Both lawsuits, Moody v. NetChoice and NetChoice v. Paxton, questioned the constitutionality of social media content moderation laws implemented in 2021, partly as a result of major platforms, namely Facebook and X (formerly Twitter), removing Donald Trump from their platforms for his role in inciting a riot at the U.S. Capitol Building on January 6 of that year.
“States are trying to control what Americans see, read, hear, and say online,” Chris Marchese, the director of litigation for NetChoice, said in a statement on August 30. Marchese was urging the high court to consider the two NetChoice cases in the upcoming term. “The Supreme Court should strike down Florida’s and Texas’s laws in full and reaffirm that the First Amendment serves as a bulwark of digital liberty—and against government control of online speech.”
NetChoice is a trade advocacy group representing large technology companies like Meta and X.
State legislators additionally believed that larger companies were purposefully censoring content posted by users who have conservative and potentially extremist viewpoints. They asserted that the power the companies have to self-regulate and conduct content moderation operations was a violation of users’ First Amendment rights.
Both laws attempt to supersede the supremacy of the safe harbor granted to internet platforms under Section 230 of the Communications Decency Act.
Section 230 allows platforms, especially adult entertainment platforms like a tube site, to remove content they deem harmful and potentially illegal. For example, a platform can moderate content that is flagged as potentially illegal and is reviewed by a member of a trust and safety team.
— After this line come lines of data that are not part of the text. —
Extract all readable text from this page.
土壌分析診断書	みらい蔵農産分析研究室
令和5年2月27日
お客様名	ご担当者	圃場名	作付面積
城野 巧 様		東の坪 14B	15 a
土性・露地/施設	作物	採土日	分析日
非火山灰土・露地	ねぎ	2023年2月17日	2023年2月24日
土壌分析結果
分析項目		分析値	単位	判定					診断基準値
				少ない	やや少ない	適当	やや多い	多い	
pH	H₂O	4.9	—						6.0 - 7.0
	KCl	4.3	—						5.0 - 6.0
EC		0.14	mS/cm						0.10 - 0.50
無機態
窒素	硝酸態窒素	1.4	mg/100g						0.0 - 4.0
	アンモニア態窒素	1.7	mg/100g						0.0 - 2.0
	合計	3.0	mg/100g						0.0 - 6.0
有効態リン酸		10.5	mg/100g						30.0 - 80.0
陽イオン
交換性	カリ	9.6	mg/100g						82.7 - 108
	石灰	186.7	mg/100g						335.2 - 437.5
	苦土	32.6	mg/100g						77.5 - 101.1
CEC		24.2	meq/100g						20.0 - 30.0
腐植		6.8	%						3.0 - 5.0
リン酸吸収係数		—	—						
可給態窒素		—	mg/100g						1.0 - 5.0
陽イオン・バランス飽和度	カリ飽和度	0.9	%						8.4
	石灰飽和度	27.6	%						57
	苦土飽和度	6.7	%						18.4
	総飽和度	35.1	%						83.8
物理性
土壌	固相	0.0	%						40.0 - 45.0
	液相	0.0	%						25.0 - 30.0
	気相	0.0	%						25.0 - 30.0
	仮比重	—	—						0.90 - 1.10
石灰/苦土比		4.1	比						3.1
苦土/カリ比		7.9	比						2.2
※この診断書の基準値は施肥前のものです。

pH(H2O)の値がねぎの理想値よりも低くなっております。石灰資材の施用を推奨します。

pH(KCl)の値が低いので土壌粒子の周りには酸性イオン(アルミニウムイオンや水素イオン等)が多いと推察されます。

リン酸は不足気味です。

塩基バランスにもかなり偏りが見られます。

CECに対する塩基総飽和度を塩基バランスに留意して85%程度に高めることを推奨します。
The Texas law is House Bill 20. This law prohibits social media platforms with over 50 million users that are active from blocking, deplatforming or demonetizing content based on user’s political and social views. Lawmakers in Florida adopted Senate Bill 7072, which prohibits the platforms from banning politicians or what they define as “journalistic enterprises.”
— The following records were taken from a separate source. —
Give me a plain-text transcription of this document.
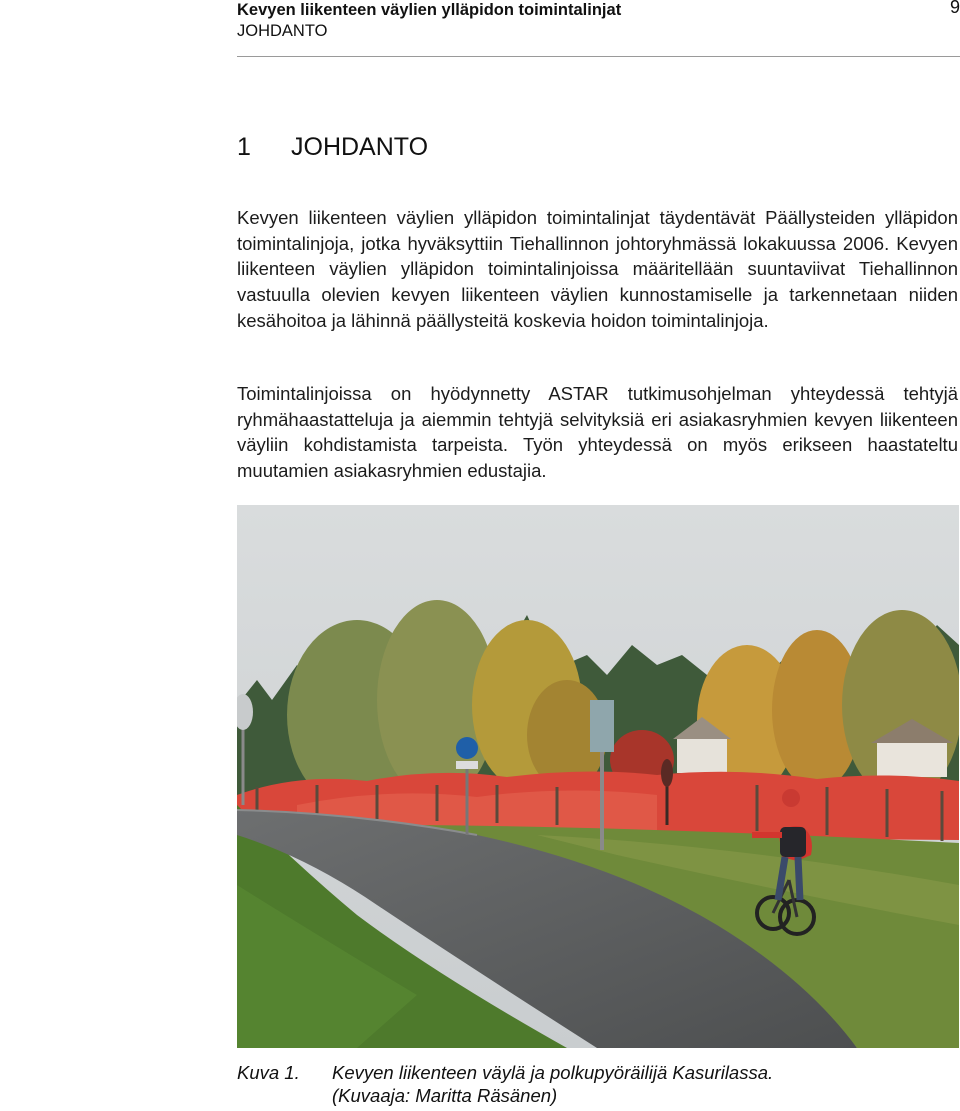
Kevyen liikenteen väylien ylläpidon toimintalinjat
JOHDANTO
9
1 JOHDANTO

Kevyen liikenteen väylien ylläpidon toimintalinjat täydentävät Päällysteiden ylläpidon toimintalinjoja, jotka hyväksyttiin Tiehallinnon johtoryhmässä lokakuussa 2006. Kevyen liikenteen väylien ylläpidon toimintalinjoissa määritellään suuntaviivat Tiehallinnon vastuulla olevien kevyen liikenteen väylien kunnostamiselle ja tarkennetaan niiden kesähoitoa ja lähinnä päällysteitä koskevia hoidon toimintalinjoja.

Toimintalinjoissa on hyödynnetty ASTAR tutkimusohjelman yhteydessä tehtyjä ryhmähaastatteluja ja aiemmin tehtyjä selvityksiä eri asiakasryhmien kevyen liikenteen väyliin kohdistamista tarpeista. Työn yhteydessä on myös erikseen haastateltu muutamien asiakasryhmien edustajia.

Kuva 1. Kevyen liikenteen väylä ja polkupyöräilijä Kasurilassa.
(Kuvaaja: Maritta Räsänen)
Both cases were sent to appellate courts. The Fifth Circuit Court of Appeals ruled in favor of Texas in keeping the law on the books. The Eleventh Circuit blocked Florida from enforcing most of its social media laws.
Due to the inconsistencies at both circuit courts, U.S. Solicitor General Elizabeth Prelogar filed an amicus brief on behalf of the federal government in August. In January 2023, the high court invited the Solicitor General to file an amicus brief outlining the Biden administration’s position. This amicus brief, filed earlier this week, is the federal government's official position, urging the high court to kill both of these state laws.
“[T]his court should affirm the Eleventh Circuit and reverse the Fifth Circuit,” argues Solicitor General Prelogar in the August filing. “States have not articulated interests that justify the burdens imposed by the content-moderation restrictions under any potentially applicable form of First Amendment scrutiny.”
Attorneys who focus their practice on the adult entertainment industry are pleased the high court took up the cases.
“I am quite pleased that the Supreme Court has agreed to hear these cases, and the world should be closely monitoring their progress because the impact of these decisions are going to dictate how the internet looks in the future,” said Corey Silverstein, managing attorney of Silverstein Legal, based in the suburban village of Bingham Farms, Mich., outside Detroit.
“I am hopeful that the Supreme Court will reach the same conclusion that I have, which is that these laws violate the First Amendment by compelling private speech,” Silverstein told AVN.
“It is essential that the Supreme Court resolve these important First Amendment issues involving social media platforms, which have resulted in conflicting decisions from the Circuit Courts of Appeal,” said Larry Walters, managing partner of Walters Law Group in Longwood, Fla. “The decision will have far-reaching impacts on social media communications for decades to come.
Silverstein and Walters are both of-counsel for each other’s firms.